Une nouvelle génération se révolte et prend d’assaut l’avant scène historique, avec comme carte de visite sa colère envers le système et sa désobéissance envers le pouvoir.
Tout a commencé à l’improviste –mais depuis quand les événements importants se sont-ils produits programmés d’avance ? Et tout le monde les a accueilli, de bonne ou de mauvaise gré, tels qu’ils sont : comme l’introduction violente à une période qui nous réserve des dures expériences et des affrontements, des révoltes désespérées et des comportements de masse transgressives, mais en même temps l’espoir d’une sortie collective et révolutionnaire de la camisole capitaliste ! Ceux et celles qui ne veulent pas travestir la réalité, doivent tourner leur regard non pas vers le « casseurs » professionnels mais vers les lycéens.
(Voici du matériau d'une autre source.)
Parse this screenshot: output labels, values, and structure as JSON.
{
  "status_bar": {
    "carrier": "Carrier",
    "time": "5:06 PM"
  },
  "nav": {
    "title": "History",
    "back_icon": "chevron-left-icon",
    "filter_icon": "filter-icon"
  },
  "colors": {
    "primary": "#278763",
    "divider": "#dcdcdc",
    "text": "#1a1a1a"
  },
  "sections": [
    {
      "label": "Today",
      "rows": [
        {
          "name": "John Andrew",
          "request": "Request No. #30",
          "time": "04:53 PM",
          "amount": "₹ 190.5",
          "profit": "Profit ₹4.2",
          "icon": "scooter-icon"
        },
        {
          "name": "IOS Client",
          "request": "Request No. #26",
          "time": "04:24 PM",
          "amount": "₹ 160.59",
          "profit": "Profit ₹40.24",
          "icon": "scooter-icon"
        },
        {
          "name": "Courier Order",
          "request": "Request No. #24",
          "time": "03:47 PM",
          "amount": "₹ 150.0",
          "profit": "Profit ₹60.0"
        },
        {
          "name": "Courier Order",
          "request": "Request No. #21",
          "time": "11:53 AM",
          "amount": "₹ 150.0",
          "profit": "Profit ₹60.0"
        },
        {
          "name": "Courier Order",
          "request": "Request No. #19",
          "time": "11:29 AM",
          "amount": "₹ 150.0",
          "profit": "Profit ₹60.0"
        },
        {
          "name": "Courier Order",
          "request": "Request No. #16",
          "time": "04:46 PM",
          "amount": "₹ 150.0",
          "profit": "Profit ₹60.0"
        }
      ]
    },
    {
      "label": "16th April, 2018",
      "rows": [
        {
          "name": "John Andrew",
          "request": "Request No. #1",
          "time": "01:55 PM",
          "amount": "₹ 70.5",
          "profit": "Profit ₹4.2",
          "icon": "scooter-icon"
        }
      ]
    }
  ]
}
Le lundi 8 décembre leur a appartenu, et ce qu’ils ont « dit » en paroles et en actes fut terriblement révélateur.
C’est un de leur qui a été assassiné. Et alors, ils ont envahis tel un fleuve déchainé les rues et les places de toute la Grèce et ils ont imposé leur propre présence. Ils ont attaqué les symboles de l’appareil répressif de l’Etat, ici les commissariats de police, ailleurs les préfectures aussi. Ils ont fait preuve, sans prétention et sans direction dans la grande majorité des cas, d’ « insolence » et d’« attitude transgressive ». Très souvent et ayant leur sacs scolaires au dos, ils ont jeté des pierres, certains plus « expérimentés » des molotov aussi, ils ont joué à cache-cache avec la police, ils ont bloqué des rues et des axes routiers.
A ceux qui ne veulent ni comprendre ni s’évader du problème avec les imbécilités paternalistes bien connues, ils ont « dit » une seule chose : Vous volez notre présent et notre avenir, vous bâtissez une société qui n’a plus de place pour nous, vous nous entassez dans les « maisons de correction » éducatives afin de « corriger » notre éducation, vous nous volez notre enfance et notre adolescence pour qu’on a plus d’avenir, sans compter le chômage, la précarité, les doctorants aux deux diplômes a 700 euros. Et à la fin, un de nôtres est assassiné...
Ça suffit, vous et votre pouvoir de merde et vos partis de merde qui le gèrent –toujours contre nous. Il y a deux ans, c’étaient les étudiants, avec l’appui de la société, en lutte contre l’article 16. Et ils avaient encore trouvé devant eux les prétoriens du pouvoir : MAT (les CRS grecs), les substances chimiques, les « jardinières » [1], les barbouzes, les « néonazis en uniformes ». Et maintenant quoi ?...
Lycéens et parents
Les caractéristiques qualitatives de cette révolte de la jeunesse –et non seulement- constituent un tournant historique pour la période qui a suivi l’insurrection de l’Ecole Polytechnique en 1973. Et on doit faire attention aux suivants :
C’est peut être la première fois dans l’histoire grecque, qu’il y a eu des manifestations dans de centaines de villes grandes, moyennes et petites du pays. Des consulats grecs ont été occupés en Europe, l’ambassade grecque a été attaquée à Chypre et 300 lycéens ont manifesté à la ville de Paphos ! L’ampleur des réactions est telle qu’il est légitime de parler d’événement majeur !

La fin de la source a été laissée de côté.